Con Juan Pablo II primero y Benedicto XVI después, ¿estamos ante un cambio de paradigma, que se traduce en un nuevo estilo y concepto de gobierno?

– La reforma general de la Curia en 1988, con la Constitución Apostólica Pastor Bonus de 29 de junio, acentúa el aspecto pastoral del servicio de todos los organismos, pero sobre todo introduce algunos cambios estructurales. La Secretaría de Estado ve reforzada su preeminencia sobre los demás dicasterios al organizarse en dos secciones, Asuntos Generales y Relaciones con los Estados.

El cardenal Sebastiano Baggio afirma que: «Por primera vez en la historia, la Curia romana se concibe y se renueva a la luz de la eclesiología de comunión, que ni la Immensa, ni el Sapienti consilio, ni la misma Regimini supieron evidentemente tener en cuenta, aunque su autor advirtiera que necesitaría una revisión y una profundización».

Esta autoconciencia institucional, sin embargo, no parece resistir la comparación con la praxis, en el sentido de que se trata de una visión más declamada que realizada. Benedicto XVI se erige en ejecutor y fiscal silencioso de las líneas de pontificados anteriores con un enfoque menos monárquico que el de Montini, lo que parecía, como ya se ha dicho, una novedad en relación con el estilo colegial típico de la Curia romana.

Tanto Juan Pablo II como Benedicto XVI prefirieron un modo de gobierno distinto, debido a sus diferentes temperamentos y estilos de gobernar: una especie de gobierno por delegación, después de haber proporcionado las grandes líneas de acción (salvo en los expedientes que respectivamente tenían más a pecho y seguían en detalle).

En esta larga historia, cuyos hitos hemos recorrido, se encuentra la reforma del Papa Francisco, que sólo será eficaz si se lleva a cabo con hombres «renovados» y no simplemente con hombres «nuevos»», según palabras del propio pontífice. Sólo el futuro podrá decirnos sobre la bondad y el éxito del Praedicate Evangelium. En cualquier caso, ¿qué cambia realmente?

– Podríamos responder: nada, un poco, mucho. Nada, porque se mantiene la estructura básica de la Curia instaurada por Sixto V en 1588, compuesta por Tribunales, Oficinas, Secretarías y Congregaciones. Aunque a través de creaciones, supresiones, reorganización de competencias, fusiones, basadas en un método pragmático. Cambia poco, en la medida en que el horizonte marcado de la reforma es el de la mayor implicación de las Iglesias locales en la administración central de la Curia romana, pero este planteamiento ya estaba bien presente en la reforma de Pablo VI de 1967 y de facto con Pío XII se había puesto en marcha el camino irreversible de la internacionalización de los componentes de la Curia romana y del Sacro Colegio, que es la primera y real implicación de la periferia en el centro romano. 
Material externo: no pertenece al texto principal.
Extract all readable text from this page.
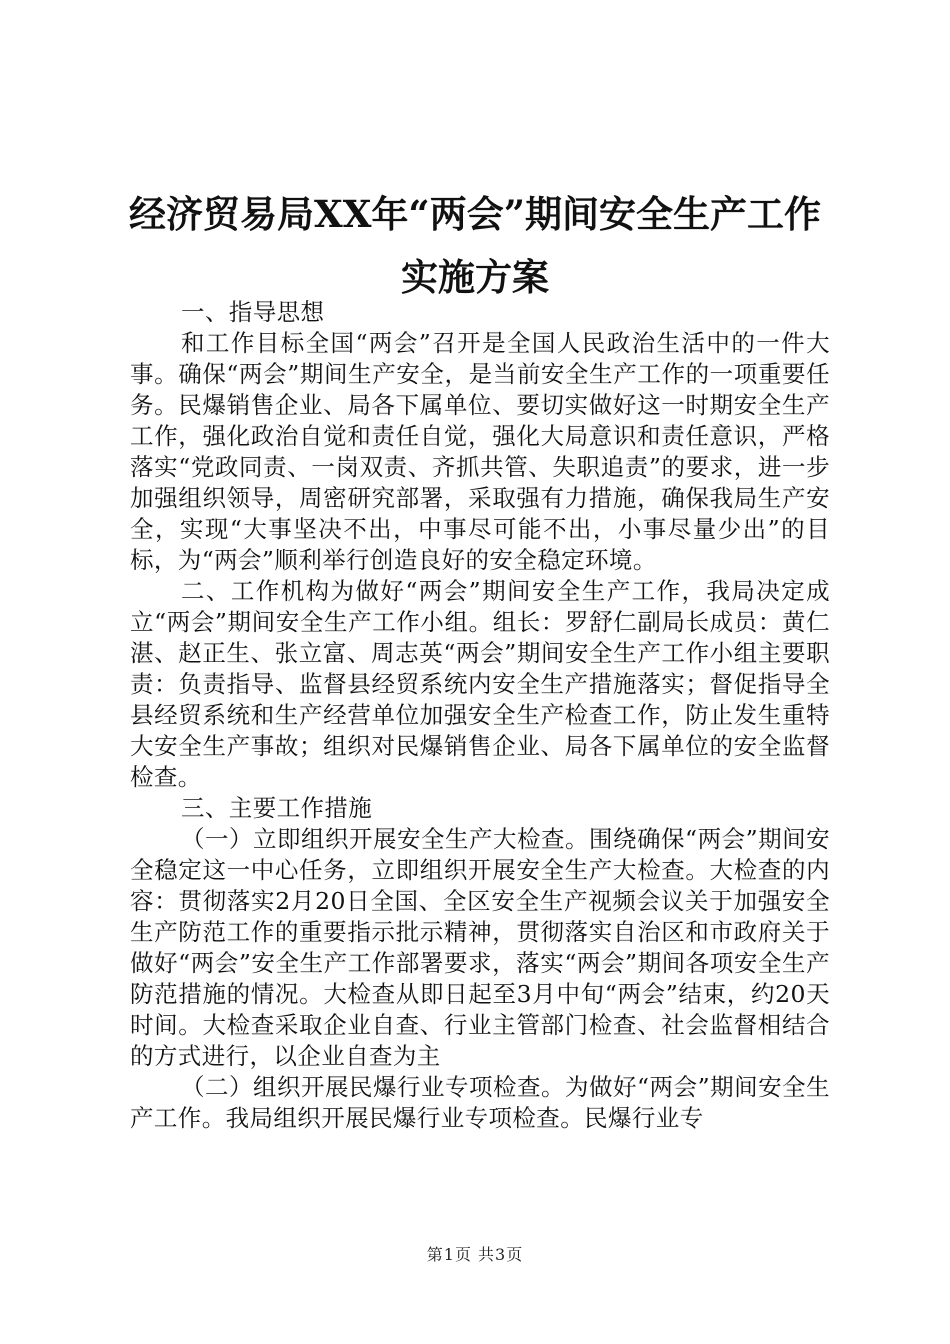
经济贸易局XX年“两会”期间安全生产工作
实施方案

一、指导思想

和工作目标全国“两会”召开是全国人民政治生活中的一件大事。确保“两会”期间生产安全，是当前安全生产工作的一项重要任务。民爆销售企业、局各下属单位、要切实做好这一时期安全生产工作，强化政治自觉和责任自觉，强化大局意识和责任意识，严格落实“党政同责、一岗双责、齐抓共管、失职追责”的要求，进一步加强组织领导，周密研究部署，采取强有力措施，确保我局生产安全，实现“大事坚决不出，中事尽可能不出，小事尽量少出”的目标，为“两会”顺利举行创造良好的安全稳定环境。

二、工作机构为做好“两会”期间安全生产工作，我局决定成立“两会”期间安全生产工作小组。组长：罗舒仁副局长成员：黄仁湛、赵正生、张立富、周志英“两会”期间安全生产工作小组主要职责：负责指导、监督县经贸系统内安全生产措施落实；督促指导全县经贸系统和生产经营单位加强安全生产检查工作，防止发生重特大安全生产事故；组织对民爆销售企业、局各下属单位的安全监督检查。

三、主要工作措施

（一）立即组织开展安全生产大检查。围绕确保“两会”期间安全稳定这一中心任务，立即组织开展安全生产大检查。大检查的内容：贯彻落实2月20日全国、全区安全生产视频会议关于加强安全生产防范工作的重要指示批示精神，贯彻落实自治区和市政府关于做好“两会”安全生产工作部署要求，落实“两会”期间各项安全生产防范措施的情况。大检查从即日起至3月中旬“两会”结束，约20天时间。大检查采取企业自查、行业主管部门检查、社会监督相结合的方式进行，以企业自查为主

（二）组织开展民爆行业专项检查。为做好“两会”期间安全生产工作。我局组织开展民爆行业专项检查。民爆行业专

第1页 共3页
También hay que señalar que la estructura de una Secretaría, a diferencia de la de una Congregación o un Dicasterio, tiene como objetivo la gestión rápida de los expedientes. De hecho, mientras que una Congregación tiene por naturaleza una gestión colegiada, las Secretarías siguen un modelo vertical.

En este punto, es comprensible que la novedad de los dos Secretariados en los primeros años del pontificado se refiriera precisamente a la comunicación y a la economía, ámbitos en los que un método colegial pondría en duda la eficacia de las respuestas a las exigencias de la realidad. Sólo en el caso de la comunicación se volvió finalmente a un modelo de Dicasterio, porque, más allá de la eficacia, existía probablemente la necesidad de gestionar una cantidad no indiferente de estructuras relacionadas. En cuanto a la Secretaría de Estado, se le retiran las competencias relativas al personal de la Santa Sede y a la gestión autónoma de las finanzas y las inversiones.

Al mismo tiempo, la reforma crea una Sección III para el Personal Diplomático de la Santa Sede, bajo la dirección del Secretario para las Representaciones Pontificias, con la ayuda de un Subsecretario, y dentro de la Sección II crea una nueva figura, un Subsecretario dedicado a la diplomacia multilateral. En cierto modo, se vuelve a un modelo anterior de Secretaría de Estado, el de la época moderna. Otro elemento de recuperación del pasado, en clave reformista, es la presidencia de algunos organismos que han quedado en manos del Santo Padre, como el Dicasterio para la Evangelización. Además, una de las secciones del Dicasterio para el Servicio del Desarrollo Humano Integral aborda la preocupación por los refugiados y los inmigrantes. Esta sección queda ad tempus bajo la autoridad directa e inmediata del Pontífice. Otra decisión paradigmática es la elevación de la Limosneria al Dicasterio para el Servicio de la Caridad, por encima de la incidencia real de gobierno. Por otra parte, sin embargo, los gestos valen más que los textos. El pontificado de Francisco parece seguir un estilo de gobierno más cercano al de Pablo VI, según una implicación más directa del papa en la gestión de los expedientes.

Por último, la reforma cambia mucho con respecto al pasado, siempre según una lectura histórica. En primer lugar, el método. Por primera vez, la reforma de la Curia es llevada a cabo por prelados no curiales: el conocido Consejo de Cardenales, en su evolución, sólo ve sentarse al Secretario de Estado como representante de la Curia. También por primera vez participa el episcopado mundial. En las primeras páginas de la constitución Praedicate Evangelium, de hecho, se afirma explícitamente que «La Curia Romana está al servicio del Papa […] el trabajo de la Curia Romana está también en relación orgánica con el Colegio Episcopal y con los Obispos individuales, y también con las Conferencias Episcopales y sus Uniones regionales y continentales, y las Estructuras Jerárquicas Orientales, […]».

Y en otro pasaje se reitera que la Curia Romana «está al servicio del Papa, sucesor de Pedro, y de los Obispos, sucesores de los Apóstoles, según las modalidades propias de la naturaleza de cada uno».

Se trata, sin embargo, de pasajes que deben leerse junto con el muy importante sobre la participación de los laicos en el gobierno central de la Iglesia católica: «Cada institución curial realiza su misión en virtud de la potestad recibida del Romano Pontífice, en cuyo nombre actúa con poder vicario en el ejercicio de su munus primaziale.

Por esta razón, cualquier fiel puede presidir un Dicasterio u Organismo, dada su particular competencia, potestad de gobierno y función». Con la clara implicación de los laicos, pasamos de la eclesiología de la colegialidad a la de la sinodalidad, donde por sinodal se entiende no un genérico «caminar juntos», sino más propiamente un caminar juntos de todos también en funciones de gobierno.